= Włocławek Aero Club =

The Aeroklub Włocławski (Włocławek Aero Club), founded in 1959, is a regional branch of The Polish Aero Club. Located at the Włocławek-Kruszyn airport in Kruszyn near Włocławek.

== History ==
The beginning of aviation in Włocławek dates back to 1935–39, when three gliders were built based on the plans of the Orlik glider. The gliders were created by students of Gimnazjum Ziemi Kujawskiej (Middle School of the Kuyavian Land). They were motivated by the achievements of Stanisałw Skarżynski who also graduated that school.
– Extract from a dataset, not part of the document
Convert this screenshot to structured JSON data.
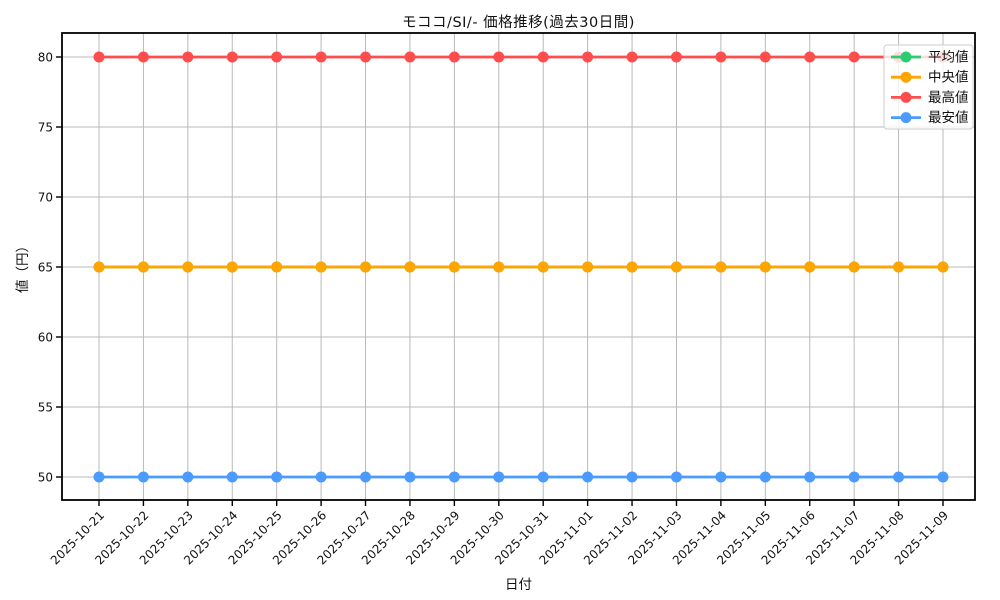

After World War II, activists and pilots began to organize construction of an airport near Włocławek. In 1947 the Aviation League was established with the help of the Pomeranian Aero Club, which sent two Po-2 aircraft with pilots to Włocławek. The planes landed on Kapitułka airstrip on Jasna Street.

In connection with a ten-year period of developing interest in aviation in the city and region, the Board of the Aero Club Branch was elected during a special meeting in 1957. In the same year, at a city and district (powiat) activist meeting, Civil Committee for Construction of a Hangar and an Airport was established. The committee received 82 hectares (202 acres) of land in Krzywa Góra near Włocławek, from the Presidium of  the National Council of the district. In 1959 the Board of  the Polish Aero Club agreed to establish the Włocławek branch of the club. Due to the construction of the Nitrogen Plant “Włocławek” in Krzywa Góra, a new location, near Kruszyn, was selected for the development of the airport. Construction began in 1961 and the opening took place in 1965. The airport occupied 78 hectares of land on which a harbour building, a hangar, a petrol station and garages were built along with access roads.

In 1965, the Włocławek Aero Club organized the 3rd  Polish Aircraft Acrobatic Championship. This event has initiated cultural and aviation traditions associated with the Aeroclub and the city of Włocławek. Various types of events and celebrations are held at the airport, mainly related to aviation competitions. In June 1991 pope John Paul II celebrated a mass at the airport.

Due to the economic changes in the early nineties, the Polish Aero Club stopped subsidizing its regional branches. Because of that, local aero clubs found themselves in a difficult position, where they had to look for their own funds. For this reason, the traditions of carnivals as well as air and model-making shows are maintained, which are instrumental in popularising these disciplines and sports.